The good news is that a well-rounded diet rich in whole foods — including bok choy and kale, as well as beans, nuts, and seeds, and bone-in salmon and sardines — can provide most if not all of the calcium we need. Read on to learn more about this valuable nutrient.
Healthy Food Sources
For calcium absorption and retention, whole foods are your best bet. Integrative nutritionist Amanda Archibald, RDN, founder of The Genomic Kitchen, recommends a diverse selection of calcium-rich foods that also deliver nutrients, including vitamin D, vitamin K2, and magnesium — all of which support calcium bioavailability.
“Bone is a matrix of nutrients, so we need to eat a wide variety of healthy foods,” she says. “No single food can do it all.
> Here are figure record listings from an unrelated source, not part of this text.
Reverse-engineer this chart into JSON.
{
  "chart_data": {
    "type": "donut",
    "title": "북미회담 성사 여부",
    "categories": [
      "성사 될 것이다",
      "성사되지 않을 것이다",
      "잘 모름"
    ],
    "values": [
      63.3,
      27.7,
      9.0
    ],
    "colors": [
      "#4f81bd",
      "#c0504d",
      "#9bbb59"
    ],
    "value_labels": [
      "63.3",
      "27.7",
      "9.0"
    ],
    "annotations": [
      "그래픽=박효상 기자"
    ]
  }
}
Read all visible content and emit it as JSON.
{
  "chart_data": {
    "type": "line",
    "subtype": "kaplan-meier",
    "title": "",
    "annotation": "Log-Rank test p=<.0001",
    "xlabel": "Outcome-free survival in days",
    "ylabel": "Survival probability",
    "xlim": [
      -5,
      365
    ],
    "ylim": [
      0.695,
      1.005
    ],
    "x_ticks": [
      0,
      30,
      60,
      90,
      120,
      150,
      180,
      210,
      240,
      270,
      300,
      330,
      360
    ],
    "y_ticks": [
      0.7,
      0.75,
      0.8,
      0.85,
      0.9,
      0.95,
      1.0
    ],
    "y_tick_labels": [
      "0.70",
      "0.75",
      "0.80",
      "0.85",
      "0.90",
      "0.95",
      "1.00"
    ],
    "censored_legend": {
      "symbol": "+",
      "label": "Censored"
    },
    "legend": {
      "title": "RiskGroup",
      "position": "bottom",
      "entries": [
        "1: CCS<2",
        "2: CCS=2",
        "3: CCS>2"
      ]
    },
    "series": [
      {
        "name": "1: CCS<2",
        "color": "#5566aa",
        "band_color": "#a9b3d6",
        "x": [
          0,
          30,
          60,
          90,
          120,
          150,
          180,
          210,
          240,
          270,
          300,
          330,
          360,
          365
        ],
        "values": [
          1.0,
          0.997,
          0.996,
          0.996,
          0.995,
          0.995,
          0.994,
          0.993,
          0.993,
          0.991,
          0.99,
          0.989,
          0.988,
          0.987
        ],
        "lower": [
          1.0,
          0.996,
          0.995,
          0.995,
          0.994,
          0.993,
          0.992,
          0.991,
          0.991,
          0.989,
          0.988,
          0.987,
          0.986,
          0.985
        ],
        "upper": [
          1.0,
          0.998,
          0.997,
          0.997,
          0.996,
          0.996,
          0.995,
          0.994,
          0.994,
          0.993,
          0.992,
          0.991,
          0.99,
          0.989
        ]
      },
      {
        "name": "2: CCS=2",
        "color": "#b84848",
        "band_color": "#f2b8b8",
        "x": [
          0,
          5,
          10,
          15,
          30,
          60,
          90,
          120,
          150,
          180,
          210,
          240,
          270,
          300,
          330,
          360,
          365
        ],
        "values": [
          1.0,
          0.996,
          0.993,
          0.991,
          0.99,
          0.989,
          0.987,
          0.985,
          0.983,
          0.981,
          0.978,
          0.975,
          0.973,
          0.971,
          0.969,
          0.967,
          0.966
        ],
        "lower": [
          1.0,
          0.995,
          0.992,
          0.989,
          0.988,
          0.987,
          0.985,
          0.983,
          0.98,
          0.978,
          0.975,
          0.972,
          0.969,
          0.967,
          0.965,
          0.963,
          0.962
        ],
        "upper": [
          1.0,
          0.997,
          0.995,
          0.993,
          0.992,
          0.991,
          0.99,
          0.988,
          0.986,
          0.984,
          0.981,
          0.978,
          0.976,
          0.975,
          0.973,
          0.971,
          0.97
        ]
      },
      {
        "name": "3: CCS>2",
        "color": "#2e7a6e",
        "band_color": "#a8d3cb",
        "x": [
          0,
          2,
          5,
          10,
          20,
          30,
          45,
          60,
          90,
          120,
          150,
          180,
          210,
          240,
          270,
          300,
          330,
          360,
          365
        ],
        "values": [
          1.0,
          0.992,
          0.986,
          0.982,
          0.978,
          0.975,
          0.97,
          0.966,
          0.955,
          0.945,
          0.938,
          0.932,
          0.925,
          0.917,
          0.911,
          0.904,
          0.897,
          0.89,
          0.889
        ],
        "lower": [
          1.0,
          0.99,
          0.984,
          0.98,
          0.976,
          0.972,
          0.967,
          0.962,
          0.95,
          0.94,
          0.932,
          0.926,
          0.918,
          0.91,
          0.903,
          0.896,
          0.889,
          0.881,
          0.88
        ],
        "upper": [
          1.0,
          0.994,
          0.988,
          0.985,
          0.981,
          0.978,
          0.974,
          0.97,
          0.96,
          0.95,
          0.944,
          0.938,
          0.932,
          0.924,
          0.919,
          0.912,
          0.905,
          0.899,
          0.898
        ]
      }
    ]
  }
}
That’s not how the body operates.”
Archibald recommends dairy only in cultured form, such as unsweetened yogurt, kefir, or aged cheeses. “Don’t make dairy your go-to for calcium,” she says. “Make it a side conversation, not the focus.” (For more on why dairy can be problematic, see “The Trouble With Dairy” below.)
The Food and Nutrition Board of the Institute of Medicine, National Academy of Sciences recommends a daily calcium intake of 1,000 mg for women between 19 and 50 years old, and 1,200 mg after that. Men are advised to consume 1,000 mg of calcium daily until age 70, and 1,200 mg afterward. (These values, some skeptics note, are influenced by the dairy industry.)